Tucumán es una pieza del caudillismo federal.  Un caudillismo que el kirchnerismo no se propuso modificar. Reconoció que más le convenía utilizarlo como aliado que darle una batalla democrática e institucional. 

Así llegamos a las elecciones del 23 de agosto y a la represión que se desencadenó sobre los manifestantes que, en Tucumán, se sintieron traicionados en sus derechos por las formas desfachatadamente discrecionales y violentas con que, a vista de todos, se manejó el Poder Ejecutivo local.

En principio, cualquier elección puede ganarse por un voto o por miles. Para asegurar ese principio hay que garantizar tanto el escenario donde las elecciones tienen lugar como el recorrido de las urnas desde las sedes del comicio hasta su destino final. Ninguno de los dos tuvo garantías en Tucumán. Se operó sobre los votantes y se operó sobre los votos. No importa sobre cuántos miles de votantes ni sobre cuántos miles de votos.

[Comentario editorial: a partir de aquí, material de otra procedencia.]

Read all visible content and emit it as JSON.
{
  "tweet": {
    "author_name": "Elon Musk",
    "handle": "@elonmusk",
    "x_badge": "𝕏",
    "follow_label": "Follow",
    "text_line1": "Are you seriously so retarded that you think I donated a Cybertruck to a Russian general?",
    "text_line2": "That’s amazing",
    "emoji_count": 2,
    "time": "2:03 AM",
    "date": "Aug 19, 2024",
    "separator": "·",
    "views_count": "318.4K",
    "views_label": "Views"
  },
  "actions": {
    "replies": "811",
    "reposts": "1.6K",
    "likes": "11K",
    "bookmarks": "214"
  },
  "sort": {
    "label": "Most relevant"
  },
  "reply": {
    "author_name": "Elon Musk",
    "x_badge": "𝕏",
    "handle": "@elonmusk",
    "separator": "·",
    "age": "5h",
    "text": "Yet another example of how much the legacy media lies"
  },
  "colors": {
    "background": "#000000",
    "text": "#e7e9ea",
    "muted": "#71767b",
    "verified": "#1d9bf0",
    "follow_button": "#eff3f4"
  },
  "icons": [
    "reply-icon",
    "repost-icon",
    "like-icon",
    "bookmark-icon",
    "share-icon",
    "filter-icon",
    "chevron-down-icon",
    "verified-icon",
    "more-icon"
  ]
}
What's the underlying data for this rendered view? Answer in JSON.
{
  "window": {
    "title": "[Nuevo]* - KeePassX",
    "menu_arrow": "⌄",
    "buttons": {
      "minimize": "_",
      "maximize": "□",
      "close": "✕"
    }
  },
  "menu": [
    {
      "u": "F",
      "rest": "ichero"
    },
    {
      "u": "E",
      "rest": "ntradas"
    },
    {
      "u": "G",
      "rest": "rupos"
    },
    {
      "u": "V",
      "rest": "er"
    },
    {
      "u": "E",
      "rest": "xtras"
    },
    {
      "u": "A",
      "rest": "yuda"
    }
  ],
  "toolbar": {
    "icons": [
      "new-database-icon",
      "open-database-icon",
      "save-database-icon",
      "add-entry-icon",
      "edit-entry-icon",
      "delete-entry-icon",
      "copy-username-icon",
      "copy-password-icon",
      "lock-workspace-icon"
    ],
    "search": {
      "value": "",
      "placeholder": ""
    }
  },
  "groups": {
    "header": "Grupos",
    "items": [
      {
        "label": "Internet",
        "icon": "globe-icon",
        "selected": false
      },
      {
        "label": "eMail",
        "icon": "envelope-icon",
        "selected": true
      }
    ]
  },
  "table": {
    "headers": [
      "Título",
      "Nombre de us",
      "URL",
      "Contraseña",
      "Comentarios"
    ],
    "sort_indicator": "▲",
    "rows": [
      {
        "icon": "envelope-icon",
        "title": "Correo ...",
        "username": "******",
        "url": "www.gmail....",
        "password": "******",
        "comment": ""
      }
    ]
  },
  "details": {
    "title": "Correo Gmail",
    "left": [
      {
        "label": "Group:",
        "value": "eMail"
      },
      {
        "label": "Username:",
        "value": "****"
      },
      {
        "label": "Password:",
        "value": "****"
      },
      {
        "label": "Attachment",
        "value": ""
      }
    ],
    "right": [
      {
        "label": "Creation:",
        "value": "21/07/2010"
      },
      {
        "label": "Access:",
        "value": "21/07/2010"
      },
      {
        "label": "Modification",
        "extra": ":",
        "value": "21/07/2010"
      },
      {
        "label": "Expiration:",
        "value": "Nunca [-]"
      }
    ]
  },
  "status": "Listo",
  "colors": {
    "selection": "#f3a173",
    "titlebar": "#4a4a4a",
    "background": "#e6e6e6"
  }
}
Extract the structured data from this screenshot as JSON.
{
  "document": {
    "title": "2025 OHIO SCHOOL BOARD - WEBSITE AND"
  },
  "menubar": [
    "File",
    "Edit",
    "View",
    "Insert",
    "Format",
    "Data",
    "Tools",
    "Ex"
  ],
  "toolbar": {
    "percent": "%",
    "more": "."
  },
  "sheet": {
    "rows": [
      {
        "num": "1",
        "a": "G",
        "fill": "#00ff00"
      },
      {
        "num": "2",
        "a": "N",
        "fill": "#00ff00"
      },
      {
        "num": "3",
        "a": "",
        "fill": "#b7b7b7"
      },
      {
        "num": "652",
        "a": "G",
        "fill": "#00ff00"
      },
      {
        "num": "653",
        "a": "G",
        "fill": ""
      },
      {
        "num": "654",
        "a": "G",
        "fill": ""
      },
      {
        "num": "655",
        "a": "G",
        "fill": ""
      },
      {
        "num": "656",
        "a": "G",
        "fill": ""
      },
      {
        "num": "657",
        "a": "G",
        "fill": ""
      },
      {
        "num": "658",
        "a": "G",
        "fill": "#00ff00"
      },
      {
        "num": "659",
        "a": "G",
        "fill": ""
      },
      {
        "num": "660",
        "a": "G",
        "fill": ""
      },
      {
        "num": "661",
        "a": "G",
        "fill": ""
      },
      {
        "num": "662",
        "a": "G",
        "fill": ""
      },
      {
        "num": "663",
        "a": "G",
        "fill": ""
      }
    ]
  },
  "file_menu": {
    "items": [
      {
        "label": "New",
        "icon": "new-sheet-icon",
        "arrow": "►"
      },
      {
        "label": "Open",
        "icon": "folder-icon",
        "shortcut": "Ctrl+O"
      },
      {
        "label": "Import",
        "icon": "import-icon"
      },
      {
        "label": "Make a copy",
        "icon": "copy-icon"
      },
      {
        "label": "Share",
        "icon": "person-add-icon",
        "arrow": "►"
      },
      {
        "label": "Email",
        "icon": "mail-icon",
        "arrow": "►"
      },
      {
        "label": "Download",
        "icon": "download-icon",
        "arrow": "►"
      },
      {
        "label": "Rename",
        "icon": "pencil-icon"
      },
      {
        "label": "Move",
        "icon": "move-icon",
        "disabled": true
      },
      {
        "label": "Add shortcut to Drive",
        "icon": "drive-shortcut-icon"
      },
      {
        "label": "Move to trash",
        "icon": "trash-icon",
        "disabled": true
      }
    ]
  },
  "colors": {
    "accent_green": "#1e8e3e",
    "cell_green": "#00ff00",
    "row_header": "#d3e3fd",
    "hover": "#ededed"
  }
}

Se ha dicho todo, pero no es así. Alperovich no es una casualidad ni una maldición de la suerte. Tucumán es un cerco de obstáculos para la democracia argentina porque la provincia no es un territorio de ultramar sino un emblema. La pobreza, la desocupación y el peor gobierno están implicados, porque la política no ha intervenido incorporando a nadie a una vida con cualidades y porque es el terreno donde pueden asentarse el fraude electoral y la dependencia que hace posible la manipulación cotidiana. Esto se vuelve espectacular cuando hay elecciones y hay una oposición que, esta vez, decidió fiscalizarlas con los medios posibles. Evidentemente, no son todos los que se necesitan para enfrentar las maniobras del Estado provincial, pero alcanzaron para abrir el telón sobre el escándalo.

El caudillismo no tiene capacidad ni interés alguno en desatar el nudo de miseria y manipulación porque su supervivencia cuelga, precisamente, de esa soga. Sin embargo, la cólera de los pueblos puede cortar la soga y un caudillo puede terminar cayendo en el vacío. No será esta la última elección en Tucumán.